Jack Ross, a Federation vice president who helped get Ashdod designated as a Sister City, is spearheading the mission. He explained that part of the Federation’s gift will go toward revamping a bomb shelter for citizens in a large nursing home in Ashdod. That need became more urgent in August when Hamas again launched dozens of rockets at cities in southern Israel, including two that hit the courtyard of a yeshiva in Ashdod, seriously injuring one person and injuring four others.
Ross noted that the attack prompted a joint letter from Buckhorn, the Federation and the Sister Cities Committee to Ashdod Mayor Dr. Yehiel Lasri to express support for Ashdod and the state of Israel and to mourn the deaths of those killed in nearby communities in coordinated terror attacks by Hamas.
On Nov. 20 all facets of the Tampa delegation will join together for the check presentation in Ashdod. They will lunch with Ashdod’s mayor and to visit different areas around the city, Ross said. This will include a visit to ELTA, a company that helped create a radar component for the Iron Dome antimissile system that serves to protect Israel from rocket attacks. The system was co-developed by the United States and Israel.

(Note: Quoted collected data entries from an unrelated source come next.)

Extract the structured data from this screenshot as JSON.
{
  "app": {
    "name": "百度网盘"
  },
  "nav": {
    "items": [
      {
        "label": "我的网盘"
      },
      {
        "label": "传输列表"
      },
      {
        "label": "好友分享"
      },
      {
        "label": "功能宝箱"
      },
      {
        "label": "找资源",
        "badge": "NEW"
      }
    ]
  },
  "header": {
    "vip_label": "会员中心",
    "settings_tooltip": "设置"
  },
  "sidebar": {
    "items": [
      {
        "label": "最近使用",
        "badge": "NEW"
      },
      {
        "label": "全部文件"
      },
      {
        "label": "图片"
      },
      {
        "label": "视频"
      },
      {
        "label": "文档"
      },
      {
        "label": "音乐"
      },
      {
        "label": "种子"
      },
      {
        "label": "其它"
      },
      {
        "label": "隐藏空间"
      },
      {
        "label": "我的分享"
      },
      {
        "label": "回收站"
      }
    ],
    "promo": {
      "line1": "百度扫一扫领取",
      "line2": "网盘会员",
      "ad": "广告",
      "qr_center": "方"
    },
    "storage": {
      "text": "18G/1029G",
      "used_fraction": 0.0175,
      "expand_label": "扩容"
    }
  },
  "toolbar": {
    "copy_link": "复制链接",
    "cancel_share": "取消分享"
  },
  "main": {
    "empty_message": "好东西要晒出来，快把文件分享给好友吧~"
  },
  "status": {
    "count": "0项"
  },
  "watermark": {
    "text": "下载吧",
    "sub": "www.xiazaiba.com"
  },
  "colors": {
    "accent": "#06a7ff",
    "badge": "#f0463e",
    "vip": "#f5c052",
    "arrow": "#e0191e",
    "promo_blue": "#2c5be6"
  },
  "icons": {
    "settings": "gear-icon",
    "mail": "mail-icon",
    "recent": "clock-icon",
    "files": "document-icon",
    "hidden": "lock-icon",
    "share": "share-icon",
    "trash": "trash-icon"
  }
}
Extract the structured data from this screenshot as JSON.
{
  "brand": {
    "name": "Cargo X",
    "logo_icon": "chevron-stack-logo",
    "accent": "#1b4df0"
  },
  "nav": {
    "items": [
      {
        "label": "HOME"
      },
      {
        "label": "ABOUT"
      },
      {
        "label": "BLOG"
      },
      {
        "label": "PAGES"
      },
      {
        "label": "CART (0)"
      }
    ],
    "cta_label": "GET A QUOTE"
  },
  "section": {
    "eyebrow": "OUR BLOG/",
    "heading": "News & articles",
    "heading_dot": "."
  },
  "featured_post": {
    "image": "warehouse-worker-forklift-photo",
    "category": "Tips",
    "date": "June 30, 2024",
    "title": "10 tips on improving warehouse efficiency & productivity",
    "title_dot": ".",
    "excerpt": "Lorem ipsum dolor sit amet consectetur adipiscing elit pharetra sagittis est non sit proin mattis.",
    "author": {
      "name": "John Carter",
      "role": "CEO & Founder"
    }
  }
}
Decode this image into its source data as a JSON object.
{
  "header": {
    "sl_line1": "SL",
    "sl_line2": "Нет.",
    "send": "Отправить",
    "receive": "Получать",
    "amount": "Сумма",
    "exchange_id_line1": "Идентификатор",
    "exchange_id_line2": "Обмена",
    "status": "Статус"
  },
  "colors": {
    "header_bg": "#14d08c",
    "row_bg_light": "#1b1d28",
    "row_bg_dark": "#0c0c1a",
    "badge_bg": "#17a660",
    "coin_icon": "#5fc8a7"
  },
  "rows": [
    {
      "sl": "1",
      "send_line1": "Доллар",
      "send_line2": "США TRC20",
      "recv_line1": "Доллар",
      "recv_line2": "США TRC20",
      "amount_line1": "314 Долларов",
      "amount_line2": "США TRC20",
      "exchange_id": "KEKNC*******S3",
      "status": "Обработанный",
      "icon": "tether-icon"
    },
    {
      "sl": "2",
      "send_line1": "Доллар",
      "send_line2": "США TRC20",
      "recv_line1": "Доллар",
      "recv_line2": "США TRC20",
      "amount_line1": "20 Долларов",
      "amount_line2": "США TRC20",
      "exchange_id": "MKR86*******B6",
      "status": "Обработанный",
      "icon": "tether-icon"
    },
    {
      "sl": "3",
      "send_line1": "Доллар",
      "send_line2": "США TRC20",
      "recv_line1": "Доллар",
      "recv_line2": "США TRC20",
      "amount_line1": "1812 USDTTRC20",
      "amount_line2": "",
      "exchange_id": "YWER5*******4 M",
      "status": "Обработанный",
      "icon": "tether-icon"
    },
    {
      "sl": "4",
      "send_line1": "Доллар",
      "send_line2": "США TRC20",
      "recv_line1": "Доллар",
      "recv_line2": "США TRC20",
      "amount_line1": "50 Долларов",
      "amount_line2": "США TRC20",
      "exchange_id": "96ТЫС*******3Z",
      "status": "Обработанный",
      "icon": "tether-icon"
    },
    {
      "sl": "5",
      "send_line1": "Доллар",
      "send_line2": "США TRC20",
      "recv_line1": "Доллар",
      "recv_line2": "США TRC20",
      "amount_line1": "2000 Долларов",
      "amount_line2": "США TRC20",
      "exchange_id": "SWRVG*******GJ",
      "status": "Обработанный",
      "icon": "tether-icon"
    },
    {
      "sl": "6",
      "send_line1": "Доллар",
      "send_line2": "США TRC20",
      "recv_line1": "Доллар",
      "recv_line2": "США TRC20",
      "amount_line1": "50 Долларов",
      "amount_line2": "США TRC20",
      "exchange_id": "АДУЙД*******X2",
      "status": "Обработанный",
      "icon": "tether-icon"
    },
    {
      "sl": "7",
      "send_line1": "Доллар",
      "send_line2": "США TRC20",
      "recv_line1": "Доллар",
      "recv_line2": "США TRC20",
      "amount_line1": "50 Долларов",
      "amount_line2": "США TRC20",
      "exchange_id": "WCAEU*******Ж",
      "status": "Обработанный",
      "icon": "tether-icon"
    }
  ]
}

Buckhorn will be with the USF group when it visits Simbionix and Phillips and he will tour Ashdod’s water and waste management and port facilities. The mayor will also visit an electric car plant and learn how cities in Israel are establishing an infrastructure to serve electric cars. Two Jewish city officials, Tampa City Attorney Jim Shimberg and City Councilman Harry Cohen will travel with Buckhorn.
Mission participants will also visit Israeli political and military leaders and a variety of historical sites.
Buckhorn says he is very proud of the local Jewish community for their gifts to Ashdod. “That speaks volumes about the Tampa Jewish community and their strong bond with Israel and their willingness to help a Sister City.”